Topographic measurement of buried thin-film interfaces using a grazing resonant soft x-ray scattering technique

The internal structures of thin films, particularly interfaces between different materials, are critical to system properties and performance across many disciplines, but characterization of buried interface topography is often unfeasible. In this work, we demonstrate that grazing resonant soft x-ray scattering (GRSoXS), a technique measuring diffusely scattered soft x rays from grazing incidence, can reveal the statistical topography of buried thin-film interfaces. By controlling and predicting the x-ray electric field intensity throughout the depth of the film and simultaneously the scattering contrast between materials, we are able to unambiguously identify the microstructure at different interfaces of a model polymer bilayer system. We additionally demonstrate the use of GRSoXS to selectively measure the topography of the surface and buried polymer-polymer interface in an organic thin-film transistor, revealing different microstructure and markedly differing evolution upon annealing. In such systems, where only indirect control of interface topography is possible, accurate measurement of the structure of interfaces for feedback is critically important. While we demonstrate the method here using organic materials, we also show that the technique is readily extendable to any thin-film system with elemental or chemical contrasts exploitable at absorption edges.

Figure 1

Methods to measure buried interfaces. An illustration showing the difficulty of measuring a buried internal interface in a bilayer by established techniques.
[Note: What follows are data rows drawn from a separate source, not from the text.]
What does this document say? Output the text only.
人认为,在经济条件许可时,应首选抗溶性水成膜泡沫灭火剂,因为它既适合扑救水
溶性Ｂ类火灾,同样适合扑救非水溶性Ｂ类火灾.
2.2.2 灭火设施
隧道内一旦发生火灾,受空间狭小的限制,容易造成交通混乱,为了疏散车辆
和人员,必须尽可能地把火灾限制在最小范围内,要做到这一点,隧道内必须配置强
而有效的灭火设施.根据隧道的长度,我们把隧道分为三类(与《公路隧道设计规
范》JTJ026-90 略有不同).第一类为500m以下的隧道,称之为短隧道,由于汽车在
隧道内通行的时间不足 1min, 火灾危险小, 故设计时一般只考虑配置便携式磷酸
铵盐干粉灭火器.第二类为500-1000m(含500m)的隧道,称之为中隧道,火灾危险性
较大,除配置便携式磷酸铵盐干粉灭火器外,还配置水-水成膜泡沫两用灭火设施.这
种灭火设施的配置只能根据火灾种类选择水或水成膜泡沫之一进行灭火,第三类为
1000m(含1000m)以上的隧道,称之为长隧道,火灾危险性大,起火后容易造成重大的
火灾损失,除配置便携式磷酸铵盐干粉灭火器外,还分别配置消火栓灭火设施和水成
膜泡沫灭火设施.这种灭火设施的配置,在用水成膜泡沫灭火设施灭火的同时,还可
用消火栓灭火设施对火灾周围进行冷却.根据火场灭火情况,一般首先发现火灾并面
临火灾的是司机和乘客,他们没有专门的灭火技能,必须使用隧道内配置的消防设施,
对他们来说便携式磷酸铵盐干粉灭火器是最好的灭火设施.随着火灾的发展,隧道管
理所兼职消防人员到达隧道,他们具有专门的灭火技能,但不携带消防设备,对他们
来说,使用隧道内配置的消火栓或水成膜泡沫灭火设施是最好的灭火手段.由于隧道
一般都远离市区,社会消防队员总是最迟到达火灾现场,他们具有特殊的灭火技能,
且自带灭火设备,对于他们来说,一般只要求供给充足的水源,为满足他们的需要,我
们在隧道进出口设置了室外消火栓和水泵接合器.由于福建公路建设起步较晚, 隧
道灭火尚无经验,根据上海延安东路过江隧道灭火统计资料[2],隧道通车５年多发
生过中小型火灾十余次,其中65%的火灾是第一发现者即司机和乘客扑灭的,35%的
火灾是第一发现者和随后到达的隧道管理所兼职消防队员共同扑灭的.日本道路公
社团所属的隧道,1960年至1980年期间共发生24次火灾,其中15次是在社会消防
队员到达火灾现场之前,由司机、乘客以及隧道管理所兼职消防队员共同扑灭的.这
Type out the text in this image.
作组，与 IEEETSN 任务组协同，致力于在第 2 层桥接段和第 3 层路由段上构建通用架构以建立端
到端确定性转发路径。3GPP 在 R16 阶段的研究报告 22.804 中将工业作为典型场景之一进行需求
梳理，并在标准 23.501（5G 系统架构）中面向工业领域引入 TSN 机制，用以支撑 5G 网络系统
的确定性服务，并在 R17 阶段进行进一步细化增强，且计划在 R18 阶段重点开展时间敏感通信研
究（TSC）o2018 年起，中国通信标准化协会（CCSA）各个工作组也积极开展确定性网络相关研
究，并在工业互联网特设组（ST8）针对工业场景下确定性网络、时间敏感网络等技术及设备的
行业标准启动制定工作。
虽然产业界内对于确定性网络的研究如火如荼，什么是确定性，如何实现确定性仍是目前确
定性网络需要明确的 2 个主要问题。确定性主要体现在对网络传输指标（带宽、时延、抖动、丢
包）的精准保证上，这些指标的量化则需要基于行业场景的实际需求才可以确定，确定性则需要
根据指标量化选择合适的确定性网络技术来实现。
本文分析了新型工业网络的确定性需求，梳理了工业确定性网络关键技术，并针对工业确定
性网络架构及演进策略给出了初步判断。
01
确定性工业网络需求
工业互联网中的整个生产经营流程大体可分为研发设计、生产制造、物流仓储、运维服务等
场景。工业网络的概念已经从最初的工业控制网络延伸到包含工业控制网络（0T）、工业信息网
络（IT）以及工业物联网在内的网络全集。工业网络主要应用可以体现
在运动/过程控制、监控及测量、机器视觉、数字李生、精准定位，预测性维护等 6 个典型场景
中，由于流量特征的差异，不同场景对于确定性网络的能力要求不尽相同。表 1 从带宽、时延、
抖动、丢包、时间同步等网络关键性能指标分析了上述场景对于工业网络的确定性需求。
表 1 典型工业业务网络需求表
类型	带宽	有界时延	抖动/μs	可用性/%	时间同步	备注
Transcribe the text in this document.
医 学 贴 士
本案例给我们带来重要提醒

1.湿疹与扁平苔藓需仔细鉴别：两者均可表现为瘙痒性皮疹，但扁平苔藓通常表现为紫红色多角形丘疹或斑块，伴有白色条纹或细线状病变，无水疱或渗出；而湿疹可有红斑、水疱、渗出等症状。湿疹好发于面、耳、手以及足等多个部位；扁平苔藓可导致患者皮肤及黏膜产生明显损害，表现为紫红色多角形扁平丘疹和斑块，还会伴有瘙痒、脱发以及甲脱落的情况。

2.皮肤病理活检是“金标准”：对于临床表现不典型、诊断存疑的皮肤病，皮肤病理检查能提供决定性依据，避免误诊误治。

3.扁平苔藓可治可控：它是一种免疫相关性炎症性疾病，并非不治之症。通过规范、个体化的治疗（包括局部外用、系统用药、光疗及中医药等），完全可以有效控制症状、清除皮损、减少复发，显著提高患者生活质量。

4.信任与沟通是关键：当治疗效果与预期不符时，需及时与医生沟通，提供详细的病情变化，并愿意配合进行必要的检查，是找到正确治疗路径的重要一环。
Red highlighted areas illustrate the locations of sensitivity. (a) X-ray and neutron reflectivity only reveal composition gradients normal to the interface and are insensitive to in-plane correlation lengths. (b) Many grazing-incidence probes can isolate the surface and probe the bulk, but cannot readily distinguish individual layers. (c) Neutrons probe with a single fixed contrast for a given sample, but through methods such as deuteration, sensitivity to the interface can be greatly increased. (d) Using GRSoXS, on a single sample, each of the signals from different sites can be controlled by choice of x-ray energy.

Figure 2

Optical constants and contrast for Experiment 1. (a) Real deviation from 1 and imaginary components of the index of refraction for PMMA and PEG. Inset are molecular structures of (left) PEG and (right) PMMA. (b) Contrast for the top surface and interface.

Figure 3

Experiment 1 XEFI calculation and schematic. (a) A 3D semitransparent isosurface plot of calculated XEFI vs energy, incident angle, and depth for the PMMA PEG system. Isosurface values are 1% (yellow)–100% (black) of the incident intensity. The slices of this space corresponding to the interface (at a depth of 400 nm) and 2.5° incident angle are outlined (see Supplemental Material [28]). (b) Schematic of acquisition geometry with example raw scattering pattern and the PMMA PEG sample. The directly reflected x rays are stopped by the beam stop, while the off-specular scattering is captured in the 2D detector.

Figure 4

Identifying scattering elements. (a) A normalized and background-corrected exposure acquired at 281.6 eV at the high-$q_{xy}$ detector location. The dotted yellow lines correspond to the limits of vertical integration which result in (b) scattering intensity and fit as function of momentum transfer. (Top panel) Scattering intensity at 281.6 eV and fit with Gaussian components corresponding to four dominant ξ's. (Middle panel) Measured scattering intensity at all energies and (bottom panel) resulting fit. (c) Intensity fit at 680 and 37 eV with scaled simulated scattering intensity from the surface and interface. (d) Measured and simulated interface sensitivity. Error bars are calculated from normalization uncertainty (see Supplemental Material [29]). (c) and (d) are displayed with energy on the vertical axis for direct comparison with the data in (b). Dotted red and blue lines are guides to the eye where the interface and surface scattering are highest in energy and momentum transfer. Dashed black lines across the bottom of the figure separate energy regions where the surface or interface sensitivity dominates.

Figure 5

Organic field effect transistor results. (a) Experimental and simulated scattering intensities for the OTFT sample. (b) experimental and simulated interface sensitivities for the OTFT sample. (c) Raw scattering intensities at the index-matched energies for the surface and interface before and after annealing. (d) A schematic of the system illustrating the surface sensitivity at 285.5 eV nm and interface sensitivity at 282 eV.